ROLE OF THE DOUBLE-LAYER CATION ON THE POTENTIAL-DEPENDENT STRETCHING FREQUENCIES AND BINDING GEOMETRIES OF CARBON-MONOXIDE AT PLATINUM NONAQUEOUS INTERFACES

The influences of the double-layer cation upon the electrode potential-dependent infrared spectral properties of saturated CO adlayers on polycrystalline platinum have been examined in acetonitrile, methanol, tetrahydrofuran (THF), and dichloromethane. These solvents were chosen so to yield a range of dielectric and solvating environments. Two classes of electrolytes were examined, involving tetraalkyl-ammonium and alkali-metal cations. For each solvent containing the former electrolytes, near-exclusive terminal CO coordination was observed throughout the accessible potential range (from ca. -2.5 to 1 V vs ferrocenium-ferrocene), as evidenced by a single potential-dependent C-O stretching band at ca. 2040-2090 cm-1. The nu(CO) frequency-potential slopes depend significantly on the size of the tetraalkyl-ammonium cation.

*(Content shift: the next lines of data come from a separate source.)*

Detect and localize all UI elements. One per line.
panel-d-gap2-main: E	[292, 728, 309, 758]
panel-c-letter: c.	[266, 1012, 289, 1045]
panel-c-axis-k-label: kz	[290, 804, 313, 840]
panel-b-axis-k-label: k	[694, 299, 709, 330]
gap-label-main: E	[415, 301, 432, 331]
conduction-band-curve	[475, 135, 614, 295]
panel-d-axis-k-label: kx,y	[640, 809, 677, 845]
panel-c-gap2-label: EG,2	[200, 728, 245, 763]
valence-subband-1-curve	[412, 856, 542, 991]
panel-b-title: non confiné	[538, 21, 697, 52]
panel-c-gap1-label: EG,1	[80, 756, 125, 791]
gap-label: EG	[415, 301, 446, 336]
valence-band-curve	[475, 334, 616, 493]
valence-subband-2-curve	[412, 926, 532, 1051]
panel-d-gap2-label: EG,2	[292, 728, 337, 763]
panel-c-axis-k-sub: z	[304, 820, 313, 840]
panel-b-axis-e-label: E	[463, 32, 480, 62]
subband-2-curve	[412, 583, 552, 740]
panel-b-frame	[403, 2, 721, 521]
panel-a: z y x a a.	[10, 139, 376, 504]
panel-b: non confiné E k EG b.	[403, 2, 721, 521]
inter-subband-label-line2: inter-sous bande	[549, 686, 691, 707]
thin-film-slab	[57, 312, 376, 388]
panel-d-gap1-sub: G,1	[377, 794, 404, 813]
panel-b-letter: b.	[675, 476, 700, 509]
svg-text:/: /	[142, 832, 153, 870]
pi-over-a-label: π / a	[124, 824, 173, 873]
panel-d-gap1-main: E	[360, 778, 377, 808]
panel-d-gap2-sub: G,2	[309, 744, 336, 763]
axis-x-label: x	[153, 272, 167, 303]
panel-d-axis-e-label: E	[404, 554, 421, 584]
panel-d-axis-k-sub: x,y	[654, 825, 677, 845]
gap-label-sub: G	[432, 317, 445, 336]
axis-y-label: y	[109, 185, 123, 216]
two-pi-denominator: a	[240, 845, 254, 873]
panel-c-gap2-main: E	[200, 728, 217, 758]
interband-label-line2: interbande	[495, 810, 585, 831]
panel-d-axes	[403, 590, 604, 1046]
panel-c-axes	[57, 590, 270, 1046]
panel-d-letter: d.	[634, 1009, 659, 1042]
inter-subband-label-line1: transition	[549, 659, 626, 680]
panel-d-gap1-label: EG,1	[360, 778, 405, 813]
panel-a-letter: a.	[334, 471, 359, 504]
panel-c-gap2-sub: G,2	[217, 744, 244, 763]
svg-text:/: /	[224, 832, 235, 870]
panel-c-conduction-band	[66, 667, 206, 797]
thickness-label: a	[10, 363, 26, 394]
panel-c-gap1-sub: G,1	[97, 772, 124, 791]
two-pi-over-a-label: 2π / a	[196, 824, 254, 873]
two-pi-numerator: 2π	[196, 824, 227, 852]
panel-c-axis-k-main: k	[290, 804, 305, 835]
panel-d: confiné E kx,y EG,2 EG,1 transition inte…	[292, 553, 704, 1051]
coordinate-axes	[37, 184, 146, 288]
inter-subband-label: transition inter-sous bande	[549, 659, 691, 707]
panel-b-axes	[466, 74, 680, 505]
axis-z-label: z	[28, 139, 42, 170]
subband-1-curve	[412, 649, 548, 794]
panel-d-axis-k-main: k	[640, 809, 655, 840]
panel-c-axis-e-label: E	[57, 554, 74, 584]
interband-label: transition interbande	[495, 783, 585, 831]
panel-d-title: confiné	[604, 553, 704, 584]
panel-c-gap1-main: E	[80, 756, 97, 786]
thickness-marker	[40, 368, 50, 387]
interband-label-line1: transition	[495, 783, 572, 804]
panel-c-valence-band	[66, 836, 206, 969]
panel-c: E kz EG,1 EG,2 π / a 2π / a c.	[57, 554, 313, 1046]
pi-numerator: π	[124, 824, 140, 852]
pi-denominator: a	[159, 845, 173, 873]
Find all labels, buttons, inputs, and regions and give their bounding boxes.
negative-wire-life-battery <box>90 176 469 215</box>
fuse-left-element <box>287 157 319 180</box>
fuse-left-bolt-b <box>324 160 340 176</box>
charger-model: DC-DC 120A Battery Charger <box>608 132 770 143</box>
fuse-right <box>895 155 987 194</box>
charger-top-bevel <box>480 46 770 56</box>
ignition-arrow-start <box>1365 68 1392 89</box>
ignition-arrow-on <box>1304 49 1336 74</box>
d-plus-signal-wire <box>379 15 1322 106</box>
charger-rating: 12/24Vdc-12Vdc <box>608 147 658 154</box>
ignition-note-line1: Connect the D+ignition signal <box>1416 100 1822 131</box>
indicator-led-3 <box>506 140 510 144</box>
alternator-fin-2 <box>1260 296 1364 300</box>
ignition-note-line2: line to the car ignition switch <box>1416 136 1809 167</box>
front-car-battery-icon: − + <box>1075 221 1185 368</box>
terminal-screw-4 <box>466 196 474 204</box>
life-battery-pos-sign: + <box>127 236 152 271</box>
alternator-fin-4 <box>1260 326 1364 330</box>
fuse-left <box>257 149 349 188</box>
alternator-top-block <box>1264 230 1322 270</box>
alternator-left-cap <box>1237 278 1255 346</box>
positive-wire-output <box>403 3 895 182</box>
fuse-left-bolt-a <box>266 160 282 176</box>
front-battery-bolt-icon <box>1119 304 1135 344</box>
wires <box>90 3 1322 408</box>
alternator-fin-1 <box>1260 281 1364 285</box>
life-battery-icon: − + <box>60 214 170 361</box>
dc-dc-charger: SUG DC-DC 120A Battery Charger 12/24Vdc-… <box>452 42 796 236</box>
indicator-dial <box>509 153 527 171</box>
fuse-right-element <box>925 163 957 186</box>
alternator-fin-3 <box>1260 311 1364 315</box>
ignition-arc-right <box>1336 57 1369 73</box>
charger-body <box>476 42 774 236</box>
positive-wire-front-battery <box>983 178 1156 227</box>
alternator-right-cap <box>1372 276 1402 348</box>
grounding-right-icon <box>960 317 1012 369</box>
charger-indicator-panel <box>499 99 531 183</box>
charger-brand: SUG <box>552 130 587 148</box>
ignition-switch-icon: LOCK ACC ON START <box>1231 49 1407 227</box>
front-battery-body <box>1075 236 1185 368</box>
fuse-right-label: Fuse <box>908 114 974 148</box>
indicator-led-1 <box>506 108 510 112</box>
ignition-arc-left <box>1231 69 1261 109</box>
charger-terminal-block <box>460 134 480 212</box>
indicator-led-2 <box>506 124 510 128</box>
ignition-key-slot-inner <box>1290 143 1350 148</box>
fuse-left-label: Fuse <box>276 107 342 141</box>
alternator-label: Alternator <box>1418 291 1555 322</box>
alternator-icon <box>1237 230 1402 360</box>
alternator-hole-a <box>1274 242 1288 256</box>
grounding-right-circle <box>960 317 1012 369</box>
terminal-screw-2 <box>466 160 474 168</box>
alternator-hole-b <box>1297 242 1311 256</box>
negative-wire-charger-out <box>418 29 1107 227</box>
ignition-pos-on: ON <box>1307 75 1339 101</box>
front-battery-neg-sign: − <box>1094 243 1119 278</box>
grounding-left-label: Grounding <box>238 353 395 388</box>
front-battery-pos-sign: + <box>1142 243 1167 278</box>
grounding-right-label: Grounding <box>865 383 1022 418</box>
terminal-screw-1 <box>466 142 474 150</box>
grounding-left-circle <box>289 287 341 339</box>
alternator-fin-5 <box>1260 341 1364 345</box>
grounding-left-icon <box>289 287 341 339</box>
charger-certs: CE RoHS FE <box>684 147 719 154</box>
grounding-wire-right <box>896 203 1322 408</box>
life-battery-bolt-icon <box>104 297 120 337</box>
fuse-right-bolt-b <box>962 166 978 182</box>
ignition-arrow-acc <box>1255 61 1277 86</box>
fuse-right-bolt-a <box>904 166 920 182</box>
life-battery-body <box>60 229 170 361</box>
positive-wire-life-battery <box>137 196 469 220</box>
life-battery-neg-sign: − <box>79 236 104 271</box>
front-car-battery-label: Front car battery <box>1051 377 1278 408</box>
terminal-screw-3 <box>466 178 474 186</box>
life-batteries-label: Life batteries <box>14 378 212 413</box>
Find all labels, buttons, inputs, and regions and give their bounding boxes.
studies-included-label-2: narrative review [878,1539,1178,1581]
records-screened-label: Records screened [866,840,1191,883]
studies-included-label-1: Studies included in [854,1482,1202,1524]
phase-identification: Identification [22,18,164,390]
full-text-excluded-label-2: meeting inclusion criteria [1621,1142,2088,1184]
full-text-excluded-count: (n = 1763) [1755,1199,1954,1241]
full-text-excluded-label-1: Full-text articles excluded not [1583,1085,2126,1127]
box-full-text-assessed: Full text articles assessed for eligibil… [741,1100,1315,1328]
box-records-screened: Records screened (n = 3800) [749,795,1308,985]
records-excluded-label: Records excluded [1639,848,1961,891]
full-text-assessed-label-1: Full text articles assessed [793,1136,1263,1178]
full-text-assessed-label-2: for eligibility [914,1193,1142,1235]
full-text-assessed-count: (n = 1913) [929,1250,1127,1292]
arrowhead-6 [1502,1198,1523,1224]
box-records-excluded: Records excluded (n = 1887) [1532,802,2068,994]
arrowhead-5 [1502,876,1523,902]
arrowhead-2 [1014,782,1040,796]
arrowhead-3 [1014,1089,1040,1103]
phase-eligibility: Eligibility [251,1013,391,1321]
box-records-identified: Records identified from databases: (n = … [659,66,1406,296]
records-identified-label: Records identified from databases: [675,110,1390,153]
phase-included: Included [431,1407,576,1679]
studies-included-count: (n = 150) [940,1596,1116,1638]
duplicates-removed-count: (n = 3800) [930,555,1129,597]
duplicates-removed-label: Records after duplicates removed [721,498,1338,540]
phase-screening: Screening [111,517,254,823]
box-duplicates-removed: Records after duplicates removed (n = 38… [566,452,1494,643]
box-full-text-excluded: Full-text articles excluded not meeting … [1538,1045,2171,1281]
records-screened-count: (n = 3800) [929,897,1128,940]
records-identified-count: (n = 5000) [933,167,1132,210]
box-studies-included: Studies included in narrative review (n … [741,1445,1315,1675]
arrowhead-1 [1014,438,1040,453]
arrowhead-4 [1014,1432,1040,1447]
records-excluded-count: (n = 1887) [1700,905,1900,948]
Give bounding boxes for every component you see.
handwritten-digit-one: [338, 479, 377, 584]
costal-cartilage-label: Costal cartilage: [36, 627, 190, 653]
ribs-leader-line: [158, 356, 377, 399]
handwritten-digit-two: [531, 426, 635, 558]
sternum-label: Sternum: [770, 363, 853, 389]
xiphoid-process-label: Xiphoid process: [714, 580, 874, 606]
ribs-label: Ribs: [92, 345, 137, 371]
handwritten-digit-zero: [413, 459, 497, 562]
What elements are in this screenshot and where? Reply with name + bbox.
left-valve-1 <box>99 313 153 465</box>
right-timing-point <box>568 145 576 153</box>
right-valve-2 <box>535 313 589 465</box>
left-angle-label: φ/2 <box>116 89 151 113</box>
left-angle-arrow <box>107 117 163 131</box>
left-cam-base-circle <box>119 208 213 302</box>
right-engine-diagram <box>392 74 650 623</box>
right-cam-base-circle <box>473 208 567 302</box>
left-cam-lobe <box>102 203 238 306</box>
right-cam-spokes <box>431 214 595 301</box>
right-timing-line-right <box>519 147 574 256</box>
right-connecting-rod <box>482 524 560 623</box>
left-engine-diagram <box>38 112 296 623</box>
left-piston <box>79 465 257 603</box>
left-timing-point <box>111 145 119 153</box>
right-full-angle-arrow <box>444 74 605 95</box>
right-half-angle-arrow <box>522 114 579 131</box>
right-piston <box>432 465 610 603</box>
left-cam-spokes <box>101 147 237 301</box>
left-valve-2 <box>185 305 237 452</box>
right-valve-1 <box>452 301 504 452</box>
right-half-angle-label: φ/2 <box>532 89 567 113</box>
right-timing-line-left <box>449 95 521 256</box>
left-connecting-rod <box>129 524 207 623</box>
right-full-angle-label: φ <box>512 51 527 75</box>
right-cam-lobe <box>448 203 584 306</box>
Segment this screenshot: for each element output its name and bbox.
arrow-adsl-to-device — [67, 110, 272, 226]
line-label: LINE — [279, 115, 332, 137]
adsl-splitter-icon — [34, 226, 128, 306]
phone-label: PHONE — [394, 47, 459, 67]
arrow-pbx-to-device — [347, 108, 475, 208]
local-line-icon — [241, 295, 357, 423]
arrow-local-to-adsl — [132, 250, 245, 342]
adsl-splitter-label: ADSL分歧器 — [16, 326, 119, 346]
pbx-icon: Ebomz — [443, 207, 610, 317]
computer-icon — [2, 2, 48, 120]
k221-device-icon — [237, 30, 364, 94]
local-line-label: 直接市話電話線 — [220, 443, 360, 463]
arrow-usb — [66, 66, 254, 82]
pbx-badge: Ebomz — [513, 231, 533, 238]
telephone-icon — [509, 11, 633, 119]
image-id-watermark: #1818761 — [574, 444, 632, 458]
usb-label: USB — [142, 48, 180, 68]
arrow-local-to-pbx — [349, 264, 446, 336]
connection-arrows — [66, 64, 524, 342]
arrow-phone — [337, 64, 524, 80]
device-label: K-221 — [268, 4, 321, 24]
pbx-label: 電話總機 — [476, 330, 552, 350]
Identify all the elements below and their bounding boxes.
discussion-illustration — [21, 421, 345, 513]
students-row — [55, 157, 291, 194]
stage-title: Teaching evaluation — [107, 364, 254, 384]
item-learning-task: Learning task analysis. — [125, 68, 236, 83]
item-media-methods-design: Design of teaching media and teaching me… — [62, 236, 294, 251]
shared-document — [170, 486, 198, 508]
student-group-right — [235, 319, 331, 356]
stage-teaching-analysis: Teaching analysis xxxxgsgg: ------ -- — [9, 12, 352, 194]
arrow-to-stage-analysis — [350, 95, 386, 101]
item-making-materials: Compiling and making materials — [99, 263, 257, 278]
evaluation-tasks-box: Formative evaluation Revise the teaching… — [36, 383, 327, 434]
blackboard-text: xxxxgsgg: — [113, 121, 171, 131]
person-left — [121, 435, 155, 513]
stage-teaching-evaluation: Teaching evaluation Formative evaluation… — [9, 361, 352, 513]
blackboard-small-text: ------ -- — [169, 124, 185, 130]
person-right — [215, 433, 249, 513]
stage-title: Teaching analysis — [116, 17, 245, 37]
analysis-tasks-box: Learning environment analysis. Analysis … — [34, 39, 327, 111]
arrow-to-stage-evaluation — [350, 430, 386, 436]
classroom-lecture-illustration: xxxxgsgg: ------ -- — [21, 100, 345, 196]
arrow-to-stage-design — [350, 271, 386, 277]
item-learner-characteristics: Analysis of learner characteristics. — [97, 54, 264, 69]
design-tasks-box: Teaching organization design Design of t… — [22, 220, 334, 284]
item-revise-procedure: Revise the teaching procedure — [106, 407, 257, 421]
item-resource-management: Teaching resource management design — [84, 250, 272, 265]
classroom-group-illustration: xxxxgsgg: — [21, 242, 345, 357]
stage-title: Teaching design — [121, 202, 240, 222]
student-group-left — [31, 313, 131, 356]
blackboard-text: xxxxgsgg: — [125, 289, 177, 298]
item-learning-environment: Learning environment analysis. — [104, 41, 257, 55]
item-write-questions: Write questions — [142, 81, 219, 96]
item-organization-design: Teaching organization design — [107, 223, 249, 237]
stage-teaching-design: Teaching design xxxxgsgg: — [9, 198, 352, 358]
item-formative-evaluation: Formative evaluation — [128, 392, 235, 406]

This dependence is approximately consistent with the expectations of a simple double-layer model featuring a linear potential drop throughout the inner layer, with the position of the outer Helmholtz plane being determined by the CO adlayer thickness plus the unsolvated cation radius. The infrared spectra in alkali-metal (Li+, Na+, K+) electrolytes yielded a similar terminal nu(CO) feature, which is, however, replaced entirely at relatively negative potentials by a band at ca. 1730-1800 cm-1. This effect is ascribed to a potential-induced conversion from terminal to multifold CO coordination geometries, driven by Lewis acid-base interactions between the partly desolvated alkali cations and the CO adlayer. Analogies are noted with cation-induced coordination shifts in polynuclear carbonyl complexes.